Bandar Lampung (Maritimnews) – PT IPC Terminal Petikemas (IPC TPK) area Panjang semakin memperkuat perannya sebagai gerbang logistik strategis yang mendukung kelancaran arus perdagangan domestik maupun internasional di Provinsi Lampung. Geliat TPK tersebut menunjukkan tren positif hingga Mei 2026, throughput tumbuh 7,40 persen dibandingkan periode sama tahun sebelumnya.

Sepanjang Januari hingga Mei 2026, volume peti kemas tercatat mencapai 50.287 TEUs, meningkat dari 46.824 TEUs pada periode yang sama tahun 2025. Kenaikan tersebut mencerminkan meningkatnya aktivitas logistik dan perdagangan yang dilayani melalui Terminal Petikemas Panjang.
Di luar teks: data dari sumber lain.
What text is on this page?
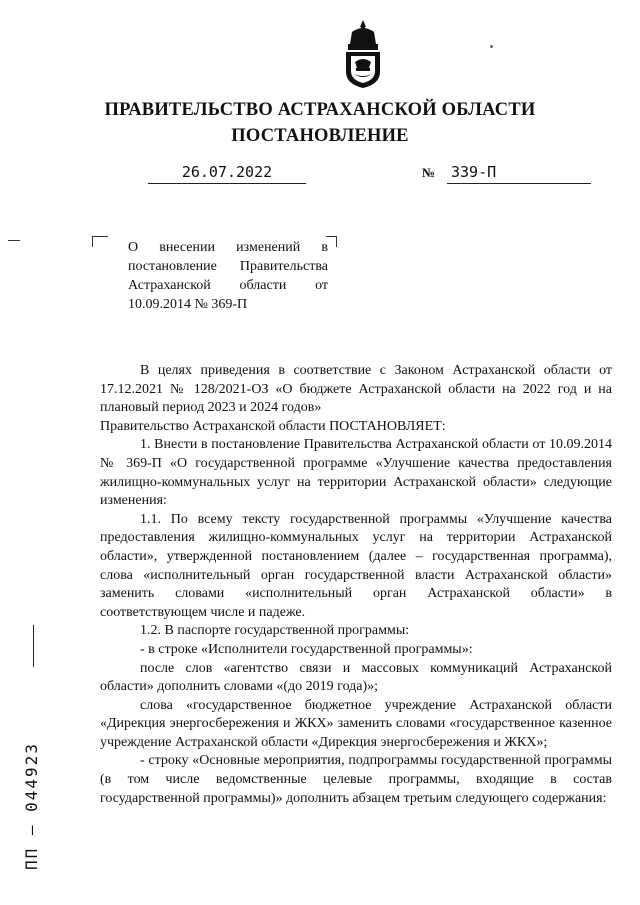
ПРАВИТЕЛЬСТВО АСТРАХАНСКОЙ ОБЛАСТИ
ПОСТАНОВЛЕНИЕ
26.07.2022	№ 339-П
О внесении изменений в постановление Правительства Астраханской области от 10.09.2014 № 369-П

В целях приведения в соответствие с Законом Астраханской области от 17.12.2021 № 128/2021-ОЗ «О бюджете Астраханской области на 2022 год и на плановый период 2023 и 2024 годов»

Правительство Астраханской области ПОСТАНОВЛЯЕТ:

1. Внести в постановление Правительства Астраханской области от 10.09.2014 № 369-П «О государственной программе «Улучшение качества предоставления жилищно-коммунальных услуг на территории Астраханской области» следующие изменения:

1.1. По всему тексту государственной программы «Улучшение качества предоставления жилищно-коммунальных услуг на территории Астраханской области», утвержденной постановлением (далее – государственная программа), слова «исполнительный орган государственной власти Астраханской области» заменить словами «исполнительный орган Астраханской области» в соответствующем числе и падеже.

1.2. В паспорте государственной программы:

- в строке «Исполнители государственной программы»:

после слов «агентство связи и массовых коммуникаций Астраханской области» дополнить словами «(до 2019 года)»;

слова «государственное бюджетное учреждение Астраханской области «Дирекция энергосбережения и ЖКХ» заменить словами «государственное казенное учреждение Астраханской области «Дирекция энергосбережения и ЖКХ»;

- строку «Основные мероприятия, подпрограммы государственной программы (в том числе ведомственные целевые программы, входящие в состав государственной программы)» дополнить абзацем третьим следующего содержания:

ПП – 044923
Senior Manager Sekretariat Perusahaan IPC TPK, Daniel Setiawan, mengatakan di Jakarta, Kamis (35/06), bahwa capaian area Panjang menunjukkan aktivitas arus barang yang terus tumbuh seiring meningkatnya kebutuhan distribusi dan perdagangan di wilayah Lampung dan sekitarnya.

“Pertumbuhan throughput di Area Panjang yang berada di atas rata-rata pertumbuhan IPC TPK secara nasional menunjukkan peran strategis terminal dalam mendukung kelancaran arus logistik dan perdagangan di wilayah Lampung. Kami akan terus menjaga keandalan layanan untuk memastikan kebutuhan pengguna jasa dapat terpenuhi secara optimal,” ujarnya.

Peningkatan throughput terutama ditopang oleh pertumbuhan ekspor sejumlah komoditas unggulan. Komoditas tapioca starch tercatat tumbuh 267,37 persen, diikuti frozen shrimp sebesar 28,90 persen, nanas sebesar 22,93 persen, serta refined glycerine sebesar 21,90 persen dibandingkan periode yang sama tahun sebelumnya.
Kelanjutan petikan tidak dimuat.